Volume 551 Number 7679 pp141-256 9 November 2017
Build the Ebola database in Africa
To build trust, capacity and utility, put local researchers in charge of planned platform, says Brian Conton.
When a weak, feverish person comes into a clinic in Africa, there is no quick, reliable way to know whether the illness is Ebola or one of many other diseases. This is in part why the Ebola epidemic in West Africa between 2014 and 2016 caused more than 11,000 deaths, overwhelmed infrastructure and brought so much loss.
This September, the Infectious Diseases Data Observatory (IDDO), a research network based at the University of Oxford, UK, held a meeting in Guinea to discuss plans for an information platform to share data obtained during the latest outbreaks, in hopes of improving responses in the future. It is now seeking further input on a collaborative research agenda. The team has promised to bring fellows from African institutions to work on the database and is assembling a steering group to set policies on who can access what data. The group will include representatives from countries that endured the outbreak as well as from research networks based in Africa.
The platform has yet to be established, and these preparatory efforts are well-intentioned. But in my opinion, having African scientists work on an information platform in another part of the world and at the behest of and under the jurisdiction of others does not confer the same benefits as working with local researchers to build our own tools on the ground.

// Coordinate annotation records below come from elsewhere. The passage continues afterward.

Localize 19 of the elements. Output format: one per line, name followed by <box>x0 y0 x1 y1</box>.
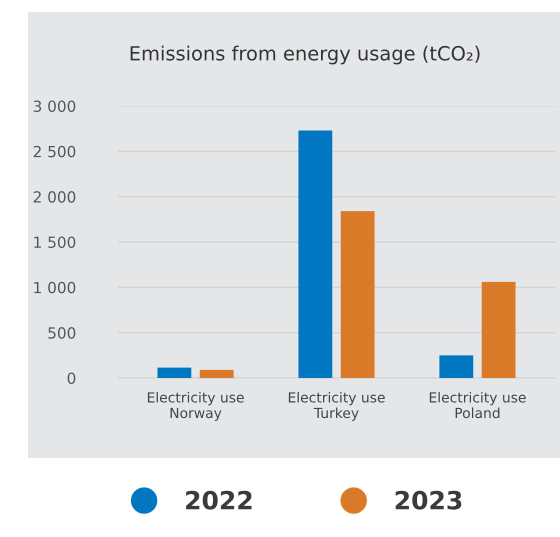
bar <box>439 355 474 378</box>
legend-label: 2022 <box>186 490 252 510</box>
x-tick-label: Electricity use Turkey <box>288 392 385 421</box>
bar <box>157 368 192 378</box>
y-tick-label: 2 500 <box>34 146 76 158</box>
bar <box>482 282 516 378</box>
x-tick-label: Electricity use Poland <box>430 392 526 418</box>
x-tick-label: Electricity use Norway <box>148 392 244 421</box>
bar <box>200 370 234 378</box>
y-tick-label: 3 000 <box>34 100 76 112</box>
y-tick-label: 500 <box>48 327 76 339</box>
y-tick-label: 1 500 <box>34 236 76 248</box>
chart-title: Emissions from energy usage (tCO₂) <box>130 46 480 64</box>
bar <box>340 211 375 378</box>
bar <box>298 130 332 378</box>
y-tick-label: 1 000 <box>34 282 76 294</box>
legend-label: 2023 <box>396 490 462 510</box>
y-tick-label: 0 <box>68 372 76 384</box>
y-tick-label: 2 000 <box>34 191 76 203</box>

As someone who has built one such database, I believe it would be more useful, and more equitable, to base the project in West Africa, at the front line of the battle against the virus. This will build capacity and trust. Once created, the platform should not become ‘helicopter research’, in which phenomena that occur in developing countries are studied for the benefit of foreign academic institutions. That often means that local scientists are not given authorship in publications. And worse, research can become skewed to fit the demands of Western academic careers, rather than solving the problems that the disease causes where it occurs.

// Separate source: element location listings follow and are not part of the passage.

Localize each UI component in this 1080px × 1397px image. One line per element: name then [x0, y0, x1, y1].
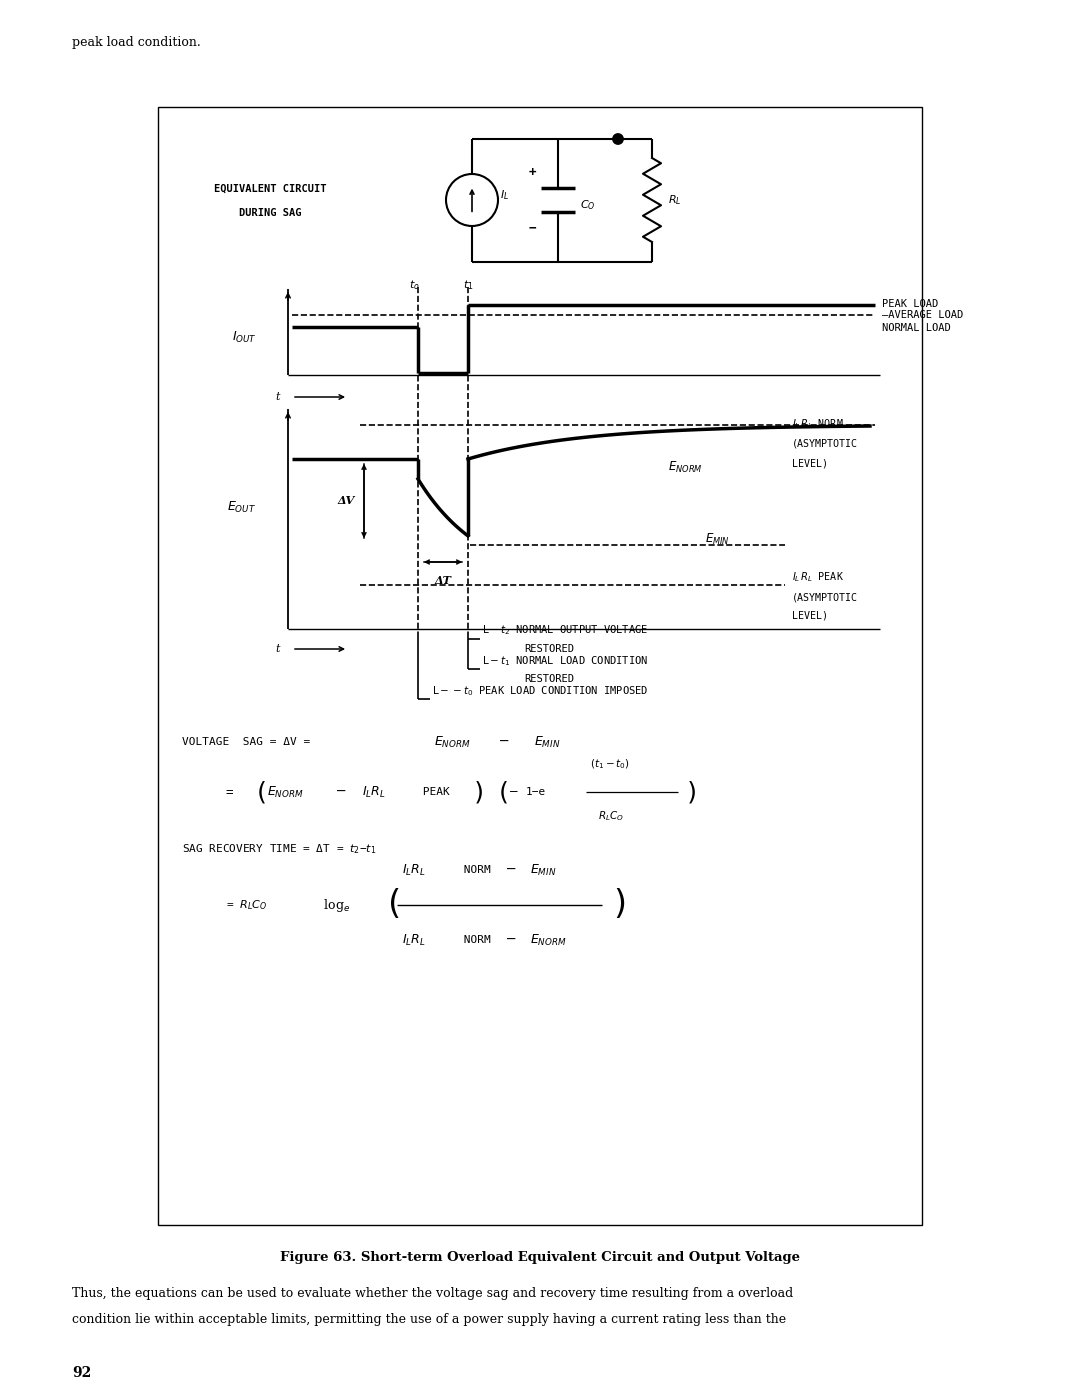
- Circle shape: [612, 134, 623, 144]
- Text: $I_L R_L$: $I_L R_L$: [402, 862, 426, 877]
- Text: $E_{NORM}$: $E_{NORM}$: [434, 735, 471, 750]
- Text: NORMAL LOAD: NORMAL LOAD: [882, 323, 950, 332]
- Text: peak load condition.: peak load condition.: [72, 35, 201, 49]
- Text: (: (: [254, 780, 269, 805]
- Text: =: =: [226, 785, 241, 799]
- Text: ΔT: ΔT: [434, 574, 451, 585]
- Text: $\mathsf{L}--t_0$ PEAK LOAD CONDITION IMPOSED: $\mathsf{L}--t_0$ PEAK LOAD CONDITION IM…: [432, 685, 648, 698]
- Text: $E_{NORM}$: $E_{NORM}$: [669, 460, 703, 475]
- Text: ΔV: ΔV: [337, 496, 354, 507]
- Text: t: t: [275, 393, 280, 402]
- Text: $E_{NORM}$: $E_{NORM}$: [267, 785, 303, 799]
- Text: $I_{OUT}$: $I_{OUT}$: [231, 330, 256, 345]
- Text: LEVEL): LEVEL): [792, 610, 828, 620]
- Text: ): ): [610, 888, 630, 922]
- Text: $R_L C_O$: $R_L C_O$: [598, 809, 624, 823]
- Text: NORM: NORM: [457, 935, 490, 944]
- Text: PEAK: PEAK: [416, 787, 449, 798]
- Text: $E_{NORM}$: $E_{NORM}$: [530, 932, 567, 947]
- Text: $I_L R_L$: $I_L R_L$: [402, 932, 426, 947]
- Text: (: (: [496, 780, 511, 805]
- Text: $I_L R_L$: $I_L R_L$: [362, 785, 386, 799]
- Text: RESTORED: RESTORED: [524, 644, 573, 654]
- Bar: [158, 108, 922, 1225]
- Text: ): ): [685, 780, 700, 805]
- Text: (: (: [384, 888, 404, 922]
- Text: Figure 63. Short-term Overload Equivalent Circuit and Output Voltage: Figure 63. Short-term Overload Equivalen…: [280, 1250, 800, 1263]
- Text: $E_{OUT}$: $E_{OUT}$: [228, 500, 257, 514]
- Text: $I_L\,R_L$ PEAK: $I_L\,R_L$ PEAK: [792, 570, 843, 584]
- Text: condition lie within acceptable limits, permitting the use of a power supply hav: condition lie within acceptable limits, …: [72, 1313, 786, 1326]
- Text: ): ): [472, 780, 487, 805]
- Text: log$_e$: log$_e$: [320, 897, 351, 914]
- Text: –: –: [510, 785, 517, 799]
- Text: Thus, the equations can be used to evaluate whether the voltage sag and recovery: Thus, the equations can be used to evalu…: [72, 1287, 793, 1299]
- Text: EQUIVALENT CIRCUIT: EQUIVALENT CIRCUIT: [214, 184, 326, 194]
- Text: $t_1$: $t_1$: [462, 278, 473, 292]
- Text: $I_L$: $I_L$: [500, 189, 509, 203]
- Text: –: –: [337, 785, 346, 799]
- Text: NORM: NORM: [457, 865, 490, 875]
- Text: = $R_L C_O$: = $R_L C_O$: [226, 898, 268, 912]
- Text: –: –: [500, 735, 509, 749]
- Text: $\mathsf{L}-t_1$ NORMAL LOAD CONDITION: $\mathsf{L}-t_1$ NORMAL LOAD CONDITION: [482, 654, 648, 668]
- Text: +: +: [528, 165, 536, 179]
- Text: $(t_1-t_0)$: $(t_1-t_0)$: [590, 757, 630, 771]
- Text: $E_{MIN}$: $E_{MIN}$: [534, 735, 561, 750]
- Text: $C_O$: $C_O$: [580, 198, 595, 212]
- Text: $\mathsf{L}-t_2$ NORMAL OUTPUT VOLTAGE: $\mathsf{L}-t_2$ NORMAL OUTPUT VOLTAGE: [482, 623, 648, 637]
- Text: −: −: [528, 222, 536, 235]
- Text: $E_{MIN}$: $E_{MIN}$: [705, 531, 730, 546]
- Text: $R_L$: $R_L$: [669, 193, 681, 207]
- Text: –AVERAGE LOAD: –AVERAGE LOAD: [882, 310, 963, 320]
- Text: –: –: [507, 863, 515, 877]
- Circle shape: [446, 175, 498, 226]
- Text: –: –: [507, 933, 515, 947]
- Text: $I_L\,R_L$ NORM: $I_L\,R_L$ NORM: [792, 418, 843, 430]
- Text: $t_o$: $t_o$: [408, 278, 419, 292]
- Text: (ASYMPTOTIC: (ASYMPTOTIC: [792, 439, 858, 448]
- Text: 92: 92: [72, 1366, 91, 1380]
- Text: SAG RECOVERY TIME = ΔT = $t_2$−$t_1$: SAG RECOVERY TIME = ΔT = $t_2$−$t_1$: [183, 842, 376, 856]
- Text: LEVEL): LEVEL): [792, 458, 828, 468]
- Text: RESTORED: RESTORED: [524, 673, 573, 685]
- Text: 1−e: 1−e: [526, 787, 546, 798]
- Text: VOLTAGE  SAG = ΔV =: VOLTAGE SAG = ΔV =: [183, 738, 318, 747]
- Text: t: t: [275, 644, 280, 654]
- Text: PEAK LOAD: PEAK LOAD: [882, 299, 939, 309]
- Text: DURING SAG: DURING SAG: [239, 208, 301, 218]
- Text: (ASYMPTOTIC: (ASYMPTOTIC: [792, 592, 858, 602]
- Text: $E_{MIN}$: $E_{MIN}$: [530, 862, 556, 877]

During the outbreak, we had to treat people and do research at the same time. We had no vaccine and little to offer beyond rehydration. It took painful soul-searching to engage in studies while watching compatriots die. In my experience, some of the foreign institutions who came here to fight the outbreak had fewer compunctions. Even if they did not arrive with the goal of doing helicopter research, they quickly saw the need and the opportunity to gather data and patient samples. In some cases, this involved actions that would not happen in developed countries, such as unauthorized or poorly authorized taking of samples.
There were genuine reasons for circumventing bureaucracy: stocks of samples were building up that needed to be safely stored or destroyed. The outbreak countries did not have repositories of the right biosafety level to handle these. Nonetheless, many of us who lived through the outbreak feel that data and samples from our people were used with little regard for our countries’ or patients’ sovereignty.
Now that we are between outbreaks, we have a chance to get this right. Those who contribute data and labour must be convinced that the final output will be relevant and usable. No one working in a field hospital in the bush will be consulting a database for help with a diagnosis. The goal of collecting and curating data is to understand incidence, distribution, prevention and control of the disease. We need to know if we will have a sufficiently large population to categorize symptoms and the efficacy of treatments. Finally, African countries should be able to develop and benefit from the bioeconomy. We need a frank conversation about who has what rights to pass results to commercial entities and who will reap any financial benefits. Before a data platform is established and contributors of data are solicited, there must be a collaborative strategy that governs the generation of intellectual property and who will pay for analyses.
Critics of building the Ebola platform in West Africa will counter that the IDDO team, which is also working on platforms for malaria and visceral leishmaniasis, has better technical expertise and know-how. I believe local researchers have earned the right and demonstrated the capacity to lead this. Various teams including my own have already built platforms that track information from samples and medical records.
In my view, it is in the interest of science to build on these kinds of efforts rather than to assemble something new so far away. Our plan would be to function similarly to biobanks in the developed world, including charging fees to support our work. Storing samples and curating data are expensive. The only way to make either sustainable is to carefully integrate all the data with the sample.
Whatever data platform is built, I believe that researchers in Africa can and should be building and curating it. A credible African-led initiative could convince people that the outputs of the data platform would be relevant to and usable by them. This could ease collaborations. No individual source has all the data required — organizations and research institutions from several Western nations erected Ebola Treatment Units, where samples and data were taken. An African-led initiative has a legitimacy that a third party does not, even one as prestigious as Oxford.
It would also give us researchers in Africa a better chance of establishing true collaborations that build on and acknowledge the scientific capacity we have.